原油関連株はオミクロン株の最初の被害者となった。先週の金曜日にWHOが南アフリカで最初に検出されたオミクロン株を「懸念される変異株」に指定したことを受けて、投資家は原油関連株から資金を引き上げた。
保有上位銘柄にエクソン社(NYSE:XOM)やシェブロン社(NYSE:CVX)を有するうVanguard Energy Index Fund ETF (NYSE:VDE)は、オミクロン株の出現によって世界的に経済回復が遅れ、エネルギー商品への需要も減少するとの懸念から、先週金曜日に5%下落した。
オミクロン株の報道前、原油関連株は上昇していた。VDEは年初来50%以上上昇しており、S&P 500種指数の倍のリターンを記録していた。米国の 原油価格は10月に2014年以来となる1バレル80ドルの高値をつけた。 原油価格の上昇はグローバルのエネルギー需要が予想よりも早期に回復したことによるものであり、世界的に原油生産は増加しているものの、消費増に追いついていない状況だ。
しかし、オミクロン株の出現が、これまでの下落局面以上に深刻化した場合には、エネルギー需要の回復に悪影響を及ぼし、原油関連企業は手元流動性の保全を強いられることになる。 世界の原油動向のベンチマークとなっているブレント原油は、渡航制限やロックダウンが再び起きる可能性があるとの懸念を受けて、先週金曜日に12%近く低下した。

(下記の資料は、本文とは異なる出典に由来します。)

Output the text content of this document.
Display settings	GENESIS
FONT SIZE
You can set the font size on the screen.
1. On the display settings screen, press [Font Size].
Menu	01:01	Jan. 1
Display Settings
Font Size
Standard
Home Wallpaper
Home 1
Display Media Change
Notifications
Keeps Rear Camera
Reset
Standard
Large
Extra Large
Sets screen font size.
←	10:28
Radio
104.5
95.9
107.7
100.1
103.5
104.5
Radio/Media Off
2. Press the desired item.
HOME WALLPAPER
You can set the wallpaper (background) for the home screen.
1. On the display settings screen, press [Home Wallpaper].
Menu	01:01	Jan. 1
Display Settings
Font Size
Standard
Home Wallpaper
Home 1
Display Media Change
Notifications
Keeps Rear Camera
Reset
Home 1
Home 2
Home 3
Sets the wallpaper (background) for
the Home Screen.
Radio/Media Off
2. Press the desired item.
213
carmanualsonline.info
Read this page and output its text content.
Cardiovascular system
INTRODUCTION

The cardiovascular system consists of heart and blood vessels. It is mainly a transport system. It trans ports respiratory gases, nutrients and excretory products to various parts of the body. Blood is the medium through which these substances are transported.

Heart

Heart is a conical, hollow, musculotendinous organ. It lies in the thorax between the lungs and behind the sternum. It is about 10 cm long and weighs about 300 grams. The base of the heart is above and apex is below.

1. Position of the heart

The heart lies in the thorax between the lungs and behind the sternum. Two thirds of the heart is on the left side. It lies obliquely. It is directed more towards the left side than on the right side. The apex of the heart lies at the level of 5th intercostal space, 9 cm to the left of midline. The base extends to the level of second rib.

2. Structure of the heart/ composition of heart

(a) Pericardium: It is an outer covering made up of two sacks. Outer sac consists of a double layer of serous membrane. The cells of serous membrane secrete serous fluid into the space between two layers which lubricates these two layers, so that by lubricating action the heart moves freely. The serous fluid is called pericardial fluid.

オミクロン株の感染が報告された国が増えたことを背景に、イスラエルでは外国人の入国を禁止したと Wall Street Journalが報じた。英国、ドイツ、ベルギー、イスラエル、イタリアに加え、オーストラリア、ニュージーランド、オーストリアでも保険当局は、今回のオミクロン株は感染力が強いとの声明を発表している。
構造的な設備投資の回避によって、原油価格は長期的に高水準で推移する可能性
直近の押し目買いおよび今後数日間でみられる可能性のある市場の下落は、エネルギー関連銘柄にとっては投資機会になると考えられる。コロナ禍があろうとなかろうと、エネルギー市場における需要と供給の均衡は常に変化しており、石油生産者はこれ以上の設備投資や採掘をする意欲が低い。
気候変動やコロナ禍の深刻化によって、エネルギー市場は新たな状況へと変わってきており、企業は株主から支出の削減および株主還元の充実化を求められており、企業は構造的に今後新たな設備投資などができない状況となっている。このことから、原油価格は長期的に高水準で推移する可能性がある。
Bloombergによると、ゴールドマン・サックスグループのコモディティ・リサーチ部門統括責任者のJeff Currie氏は最新のレポートにて投資家は足元の市場環境では原油のロングが合理的であるとしている。「顧客へのアドバイスとしては、需給の均衡価格がわかるまでは原油はロング・ポジションを維持するべきだ」としている。また、「資本支出や設備投資の増加がなかったため、本来の原油価格は今の水準以上であるはずである」と付け加えた。
銀行勢は原油価格が長期的に高水準で推移するとみており、ゴールドマンは2023年には1バレル85ドル、モルガン・スタンレーは長期的な価格見通しを10ドル引き上げ、1バレル70ドルとし、BNPパリバは2023年には1バレル80ドルに近づくだろうと予測している。
世界最大規模のエネルギー企業の最新の企業決算をみると、このような各社の見通しを下支えしている。シェブロンは第3四半期に142年に渡る同社の歴史の中で最大のフリー・キャッシュ・フローを創出しており、2022年の資本支出額はコロナ禍前の水準よりも20%削減する一方、自社株買いを増やすと明言している。エクソンも同様で、先月に四半期配当の増配を実施した。今後も増配スタンスを維持するとしている。
結論
足元の良好な需給環境を勘案すると、あなたのポートフォリオには少なくとも多少は、特に増配姿勢を示しているエネルギー関連株を保有しておくと良いかもしれない。足元の軟調な展開は、様子見姿勢をとっている投資家にとっては投資機会となりうる。